Summer 2018: By David Malakoff
In the fall of 2005, Hurricane Wilma, a powerful storm packing 120-mile-an-hour winds, smashed into the Ten Thousand Islands, a fifty-mile-long maze of mangrove-ringed islets on the Florida’s southwestern coast. Once the storm had passed, the National Park Service dispatched one of its staff scientists, Margo Schwadron, to assess how dozens of archaeological sites on public lands in the remote region had fared.
“We didn’t know much about what was out there; for the most part, the sites were just dots on a map,” Schwadron recalled. But given a boat and some enthusiastic assistants, she began a systematic survey and was stunned by what she found. “We’d pull up to an island and see this bank of oyster shells rising eight or ten feet out of the water. Then you’d climb up and realize there was so much more” beneath the tangled vegetation: enormous sculpted mounds, ridges, ramps, plazas, basins, and canals that sometimes covered more than 100 acres. “There were entire islands, whole landscapes, that people had constructed from shell,” she said. “It was mind boggling.”

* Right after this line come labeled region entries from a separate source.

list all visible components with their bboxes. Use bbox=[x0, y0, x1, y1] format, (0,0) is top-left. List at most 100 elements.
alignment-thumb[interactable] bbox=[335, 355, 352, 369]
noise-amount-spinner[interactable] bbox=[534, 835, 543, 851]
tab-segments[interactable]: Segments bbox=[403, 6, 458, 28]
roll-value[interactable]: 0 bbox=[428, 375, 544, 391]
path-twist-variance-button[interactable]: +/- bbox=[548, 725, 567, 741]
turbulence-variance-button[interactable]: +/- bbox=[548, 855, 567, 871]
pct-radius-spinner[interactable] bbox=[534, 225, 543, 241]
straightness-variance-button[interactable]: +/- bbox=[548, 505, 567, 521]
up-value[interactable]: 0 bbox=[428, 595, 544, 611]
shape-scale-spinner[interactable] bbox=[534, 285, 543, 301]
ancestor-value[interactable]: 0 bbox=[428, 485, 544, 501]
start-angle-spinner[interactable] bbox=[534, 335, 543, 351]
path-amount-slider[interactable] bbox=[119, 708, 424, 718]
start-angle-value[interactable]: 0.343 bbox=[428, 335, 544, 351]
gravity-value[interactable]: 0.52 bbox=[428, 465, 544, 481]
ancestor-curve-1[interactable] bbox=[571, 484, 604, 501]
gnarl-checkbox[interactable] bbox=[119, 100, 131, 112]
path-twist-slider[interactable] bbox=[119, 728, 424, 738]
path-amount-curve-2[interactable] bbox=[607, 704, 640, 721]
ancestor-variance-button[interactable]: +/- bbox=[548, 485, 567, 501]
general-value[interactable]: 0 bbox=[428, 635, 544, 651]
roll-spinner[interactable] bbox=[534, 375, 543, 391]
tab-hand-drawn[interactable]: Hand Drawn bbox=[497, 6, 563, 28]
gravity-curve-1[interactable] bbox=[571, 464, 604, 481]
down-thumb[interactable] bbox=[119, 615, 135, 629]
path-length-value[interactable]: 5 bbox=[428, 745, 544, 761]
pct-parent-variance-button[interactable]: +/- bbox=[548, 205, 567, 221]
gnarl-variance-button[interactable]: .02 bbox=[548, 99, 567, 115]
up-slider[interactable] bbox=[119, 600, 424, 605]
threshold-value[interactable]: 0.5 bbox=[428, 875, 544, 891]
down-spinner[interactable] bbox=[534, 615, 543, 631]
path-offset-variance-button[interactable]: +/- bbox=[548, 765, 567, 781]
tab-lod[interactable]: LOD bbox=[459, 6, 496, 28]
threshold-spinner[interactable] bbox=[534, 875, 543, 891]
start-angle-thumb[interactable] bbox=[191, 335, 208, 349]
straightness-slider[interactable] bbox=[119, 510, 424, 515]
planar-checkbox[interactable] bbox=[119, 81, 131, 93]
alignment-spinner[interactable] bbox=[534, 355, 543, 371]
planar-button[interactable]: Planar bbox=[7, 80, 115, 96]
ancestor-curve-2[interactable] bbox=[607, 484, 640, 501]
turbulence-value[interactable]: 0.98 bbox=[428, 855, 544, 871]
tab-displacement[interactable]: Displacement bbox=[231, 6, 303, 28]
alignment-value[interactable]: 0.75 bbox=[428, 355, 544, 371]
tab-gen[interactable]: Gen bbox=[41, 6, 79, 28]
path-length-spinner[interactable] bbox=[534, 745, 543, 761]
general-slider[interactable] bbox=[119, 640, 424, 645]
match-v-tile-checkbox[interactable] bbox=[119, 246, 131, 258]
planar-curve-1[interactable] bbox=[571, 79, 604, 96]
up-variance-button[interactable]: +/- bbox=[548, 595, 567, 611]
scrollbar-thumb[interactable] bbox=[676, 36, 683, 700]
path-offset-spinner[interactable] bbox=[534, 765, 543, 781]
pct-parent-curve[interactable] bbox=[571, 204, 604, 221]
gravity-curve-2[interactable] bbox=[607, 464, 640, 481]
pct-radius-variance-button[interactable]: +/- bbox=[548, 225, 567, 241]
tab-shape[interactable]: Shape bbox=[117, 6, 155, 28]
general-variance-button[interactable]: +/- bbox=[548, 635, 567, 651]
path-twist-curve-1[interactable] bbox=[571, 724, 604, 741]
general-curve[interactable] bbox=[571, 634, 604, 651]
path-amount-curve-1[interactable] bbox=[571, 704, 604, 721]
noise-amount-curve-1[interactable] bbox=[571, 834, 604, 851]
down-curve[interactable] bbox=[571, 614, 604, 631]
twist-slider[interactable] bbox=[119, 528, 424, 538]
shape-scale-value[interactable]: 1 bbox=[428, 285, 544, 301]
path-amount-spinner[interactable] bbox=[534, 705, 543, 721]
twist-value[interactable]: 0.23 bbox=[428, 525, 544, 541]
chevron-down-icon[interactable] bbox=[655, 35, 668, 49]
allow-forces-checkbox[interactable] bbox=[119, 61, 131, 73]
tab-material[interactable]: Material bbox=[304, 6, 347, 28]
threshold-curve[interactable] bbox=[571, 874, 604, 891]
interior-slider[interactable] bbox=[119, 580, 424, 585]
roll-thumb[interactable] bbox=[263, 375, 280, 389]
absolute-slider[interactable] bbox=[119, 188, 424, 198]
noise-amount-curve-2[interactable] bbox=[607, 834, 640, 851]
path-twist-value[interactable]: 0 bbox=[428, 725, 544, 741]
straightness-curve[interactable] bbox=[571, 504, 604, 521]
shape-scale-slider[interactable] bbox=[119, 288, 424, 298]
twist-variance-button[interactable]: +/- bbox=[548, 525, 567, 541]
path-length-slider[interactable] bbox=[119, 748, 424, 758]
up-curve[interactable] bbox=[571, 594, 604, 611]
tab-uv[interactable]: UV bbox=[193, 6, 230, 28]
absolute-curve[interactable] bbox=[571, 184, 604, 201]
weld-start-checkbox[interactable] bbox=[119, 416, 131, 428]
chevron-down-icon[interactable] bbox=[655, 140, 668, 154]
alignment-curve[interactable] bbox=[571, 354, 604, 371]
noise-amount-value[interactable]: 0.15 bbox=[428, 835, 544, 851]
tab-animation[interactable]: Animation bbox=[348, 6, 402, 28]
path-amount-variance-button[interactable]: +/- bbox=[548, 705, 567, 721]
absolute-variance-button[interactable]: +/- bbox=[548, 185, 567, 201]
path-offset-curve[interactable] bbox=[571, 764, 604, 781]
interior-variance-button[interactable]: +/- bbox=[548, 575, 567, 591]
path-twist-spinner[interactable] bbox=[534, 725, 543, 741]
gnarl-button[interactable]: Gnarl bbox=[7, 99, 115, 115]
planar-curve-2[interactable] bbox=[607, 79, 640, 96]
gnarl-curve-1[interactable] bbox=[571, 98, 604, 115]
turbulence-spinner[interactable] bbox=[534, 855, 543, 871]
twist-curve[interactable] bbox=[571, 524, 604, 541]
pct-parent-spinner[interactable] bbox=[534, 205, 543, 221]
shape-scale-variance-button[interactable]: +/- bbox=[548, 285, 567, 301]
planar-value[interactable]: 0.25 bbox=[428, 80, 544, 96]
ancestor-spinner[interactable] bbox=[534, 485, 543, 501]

The experience prompted Schwadron to launch an ambitious, years-long study of some of the world’s largest and most complex prehistoric constructions made from shells. She and her colleagues have mapped more than a dozen major shellworks in the Ten Thousand Islands, as well as more than forty smaller shell structures. They have recovered nearly 50,000 artifacts, including ceramics and tools made from animal bones and shell. Radiocarbon dating of shell fragments and other materials indicates that people began creating the shell structures in the Ten Thousand Islands at least 3,500 years ago, during the Late Archaic period.
The findings are helping reshape how scholars perceive North America’s prehistoric hunter-gatherers, and the numerous mounds of oyster, mussel, and snail shells they often left behind.